J’ai appelé ma mère pour lui dire que je l’aime, mais que cette fois je ne survivrai pas

La fête du Massacre

Le vendredi, je suis allée travailler au festival Nova en tant que chef d’équipe, toute contente, Ilkin est venu me chercher avec Doushi, Kouki et Inbar. Nous étions excités tout le long du trajet, heureux que le moment tant attendu de bouger un peu notre popotin soit arrivé. Arrivés à la fête, on pose notre campement, les énergies étaient très étranges. Doushi Kouki et moi nous sommes assis dans le campement, on n’arrive pas à expliquer ce que l’on ressent.


Eilkin, Doushi, Cookey, Inbar and Naama

Vers 6 heures du matin, Yarin (Artifex) a commencé à jouer un morceau pour accompagner le lever du soleil (en plus d’être un artiste talentueux, c’est aussi un bon ami) et nous nous sommes levées pour danser, pour se trémousser un peu. Juste au moment où nous avons commencé à nous amuser, la musique a été coupée. On annonce que des terroristes ont infiltré le terrain et qu’on doit s’enfuir. Des missiles interceptés explosaient dans le ciel, comme dans une scène de film. La police nous a dit de monter dans nos voitures et de partir, mais on s’est dit que en toute logique, si 4 000 personnes essayaient de partir d’un coup, personne ne sortirait.

La logique a prévalu, et nous sommes restés sur le terrain .

Doushi a récité la prière du Shema, et nous avons prié pour que tout cela se termine. Mais cela ne faisait que commencer.

Au moment où nous étions sur le point de sortir de la voiture et de courir, nous avons vu une file interminable de terroristes qui s’avancent à pied, équipés de toutes sortes d’armes, on a compris qu’il était temps de courir et de prier fort fort fort. On s’est dit que survivre à cela, serait un miracle, et que tout dépendait désormais de la providence. Après environ quinze minutes de course sous les tirs venant de tous côtés, un type m’a poussée dans une benne à ordures de poubelle où nous nous sommes cachés - moi et une dizaine d’autres personnes - pendant 3 heures.

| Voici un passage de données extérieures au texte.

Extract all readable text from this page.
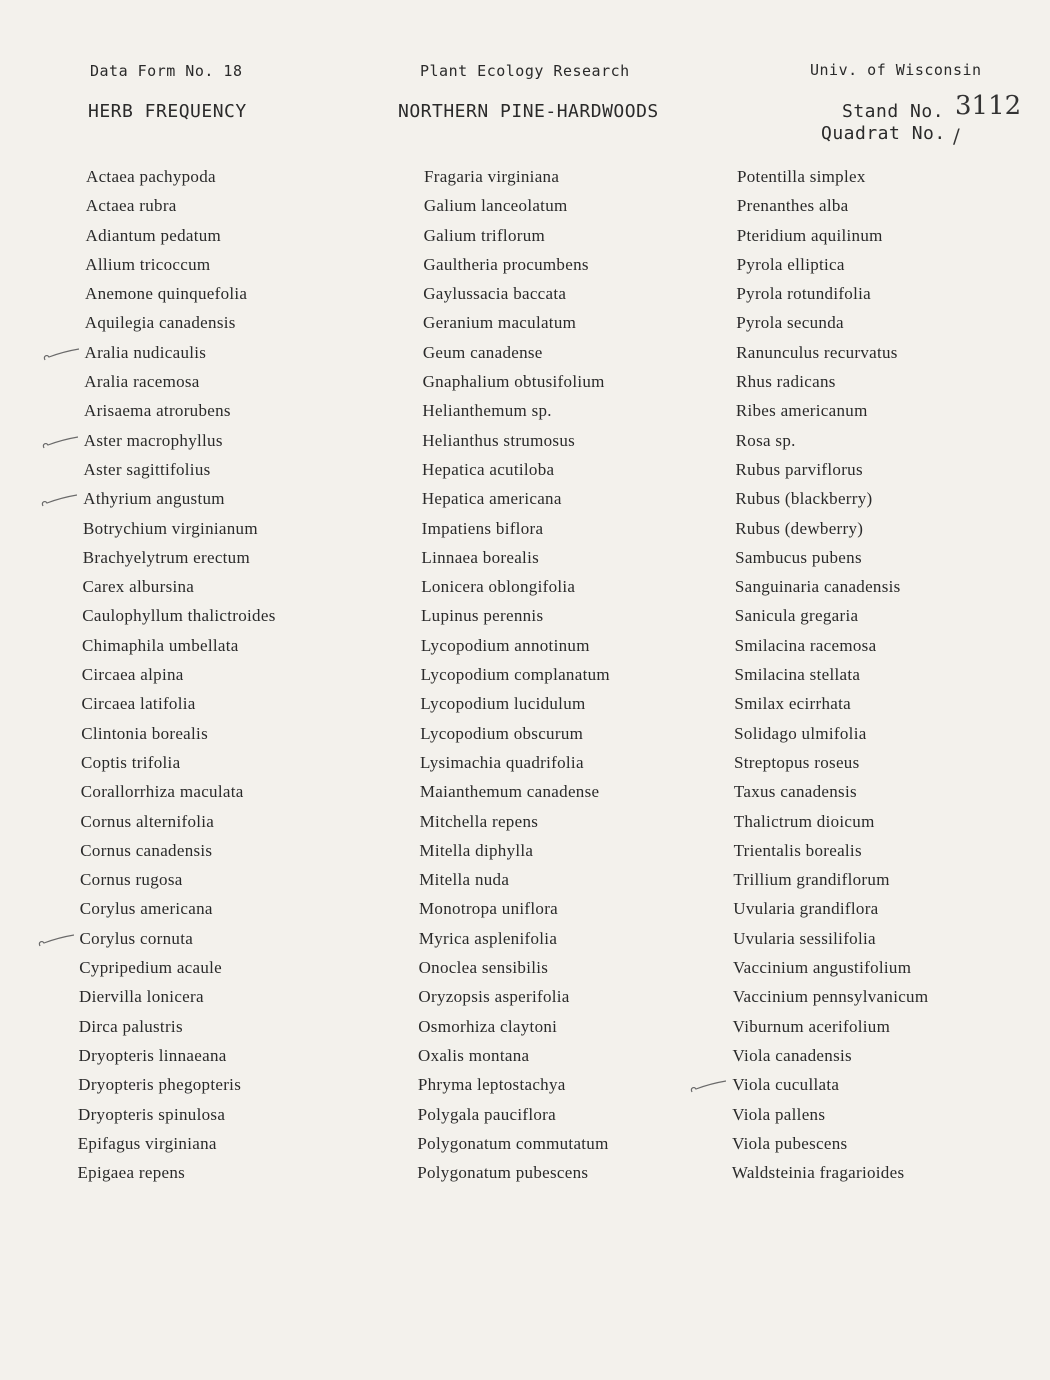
Data Form No. 18	Plant Ecology Research	Univ. of Wisconsin
HERB FREQUENCY	NORTHERN PINE-HARDWOODS	Stand No. 3112
Quadrat No. /
Actaea pachypoda
Actaea rubra
Adiantum pedatum
Allium tricoccum
Anemone quinquefolia
Aquilegia canadensis
Aralia nudicaulis
Aralia racemosa
Arisaema atrorubens
Aster macrophyllus
Aster sagittifolius
Athyrium angustum
Botrychium virginianum
Brachyelytrum erectum
Carex albursina
Caulophyllum thalictroides
Chimaphila umbellata
Circaea alpina
Circaea latifolia
Clintonia borealis
Coptis trifolia
Corallorrhiza maculata
Cornus alternifolia
Cornus canadensis
Cornus rugosa
Corylus americana
Corylus cornuta
Cypripedium acaule
Diervilla lonicera
Dirca palustris
Dryopteris linnaeana
Dryopteris phegopteris
Dryopteris spinulosa
Epifagus virginiana
Epigaea repens
Fragaria virginiana
Galium lanceolatum
Galium triflorum
Gaultheria procumbens
Gaylussacia baccata
Geranium maculatum
Geum canadense
Gnaphalium obtusifolium
Helianthemum sp.
Helianthus strumosus
Hepatica acutiloba
Hepatica americana
Impatiens biflora
Linnaea borealis
Lonicera oblongifolia
Lupinus perennis
Lycopodium annotinum
Lycopodium complanatum
Lycopodium lucidulum
Lycopodium obscurum
Lysimachia quadrifolia
Maianthemum canadense
Mitchella repens
Mitella diphylla
Mitella nuda
Monotropa uniflora
Myrica asplenifolia
Onoclea sensibilis
Oryzopsis asperifolia
Osmorhiza claytoni
Oxalis montana
Phryma leptostachya
Polygala pauciflora
Polygonatum commutatum
Polygonatum pubescens
Potentilla simplex
Prenanthes alba
Pteridium aquilinum
Pyrola elliptica
Pyrola rotundifolia
Pyrola secunda
Ranunculus recurvatus
Rhus radicans
Ribes americanum
Rosa sp.
Rubus parviflorus
Rubus (blackberry)
Rubus (dewberry)
Sambucus pubens
Sanguinaria canadensis
Sanicula gregaria
Smilacina racemosa
Smilacina stellata
Smilax ecirrhata
Solidago ulmifolia
Streptopus roseus
Taxus canadensis
Thalictrum dioicum
Trientalis borealis
Trillium grandiflorum
Uvularia grandiflora
Uvularia sessilifolia
Vaccinium angustifolium
Vaccinium pennsylvanicum
Viburnum acerifolium
Viola canadensis
Viola cucullata
Viola pallens
Viola pubescens
Waldsteinia fragarioides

Autour de nous, des coups de feu, des cris de « Allah Akbar » et autres perles de sagesse,on a simplement prié pour que quelqu’un arrête c e chaos. Où est l’armée israélienne? La police ? Quelqu’un ? Quelque chose? Les missiles volent au-dessus de nos têtes, la police ne répond pas, personne ne répond… Un nombre impressionnant de blessés, des cris de tous côtés, des sifflements de balles, des voitures qui explosent et d’innombrables terroristes de Gaza avec des armes et des tongs (certains même sans tongs), qui paradent, hurlent et tirent. Ils étaient venus se défouler pendant mon festival Nova.

Après environ 3 heures cachés dans ce conteneur benne sous un soleil brûlant et entourés de notre propre urine, un terroriste s’est approché très près de la poubelle, et j’ai demandé à l’une des filles qui était là de se taire pour qu’il ne nous fasse pas de mal. Elle a dit qu’elle devait changer de position et a bougé. Le plastique sous les tas de déchets a fait du bruit. Et en moins d’une seconde, le terroriste était déjà entré dans la benne, il nous a mitraillés et est parti en criant « Allah Akbar ».

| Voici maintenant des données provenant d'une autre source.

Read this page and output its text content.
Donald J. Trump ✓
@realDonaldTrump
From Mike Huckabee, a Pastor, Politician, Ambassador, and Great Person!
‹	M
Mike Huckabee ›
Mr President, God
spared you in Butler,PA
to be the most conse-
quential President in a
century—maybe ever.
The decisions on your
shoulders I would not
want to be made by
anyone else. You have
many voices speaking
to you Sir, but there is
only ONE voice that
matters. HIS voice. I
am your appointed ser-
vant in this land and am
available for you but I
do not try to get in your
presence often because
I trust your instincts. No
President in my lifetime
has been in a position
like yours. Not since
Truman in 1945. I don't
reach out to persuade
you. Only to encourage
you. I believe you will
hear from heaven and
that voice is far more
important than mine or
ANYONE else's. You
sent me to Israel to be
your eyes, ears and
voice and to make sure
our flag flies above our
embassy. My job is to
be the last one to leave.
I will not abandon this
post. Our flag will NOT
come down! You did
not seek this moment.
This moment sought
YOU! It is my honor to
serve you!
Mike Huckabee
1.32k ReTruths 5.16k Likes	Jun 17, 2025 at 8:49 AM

Deux garçons, beaux et gentils, ont pris une balle dans la tête et sont morts sous nos yeux, les autres filles ont été touchées à divers endroits, et j’ai reçu plusieurs balles, une dans chaque aine et une autre dans l’épaule qui s’est avérée plus tard avoir traversé mon corps pour atteindre la semelle d’une chaussure de Noam, épargnant ainsi sa jambe gauche. J’ai appelé ma mère pour lui dire que je l’aime, mais que cette fois je ne survivrai pas.

Des cris, de la sueur, du sang, des déchets et des membres épars, tout perd vraiment son sens, on se sent vide.

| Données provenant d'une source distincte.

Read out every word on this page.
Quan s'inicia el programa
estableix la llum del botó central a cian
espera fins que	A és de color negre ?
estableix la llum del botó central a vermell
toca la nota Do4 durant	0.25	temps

Et puis la course contre la montre et des anges sont apparus, l’un après l’autre, qui m’ont ramenée à la vie .

Rom B, un agent de sécurité de la fête, a couru vers moi avec Yagil (producteur et responsable de la sécurité) à l’entrée de la conteneur et m’a dit de ramper jusqu’à l’entrée de la benne pour être évacuée car nous étions sous un feu nourri.

J’avais déjà passé plus d’une demi-heure à faire la morte sous des sacs poubelle en plein soleil, et j’avais perdu énormément de sang. J’ai rassemblé mes dernières forces pour ramper entre les corps jusqu’à Yagil et Rom. Je les ai rejoints, et Rom (qui avait déjà été touché aux deux mains) m’a traînée, m’a souri et m’a dit « Ne t’inquète pas, je veille sur toi ».

Entre les fusillades et les missiles, alors qu’il était touché aux deux mains, il a secouru autant de personnes que possible.

Rom a disparu plus ou moins juste après m’avoir évacuée, et je prie pour qu’il soit en vie et qu’il ait survécu à ces horreurs avec son grand sourire .

Les soldats n’avaient pas assez de matériel médical, ils m’ont mis un garrot uniquement sur la jambe gauche, ont écrit l’heure 12h00 sur mon front avec du rouge à lèvres, et tout ce qu’il me restait à faire était de prier pour que, contre toutes lois de la nature, tous mes membres restent avec moi.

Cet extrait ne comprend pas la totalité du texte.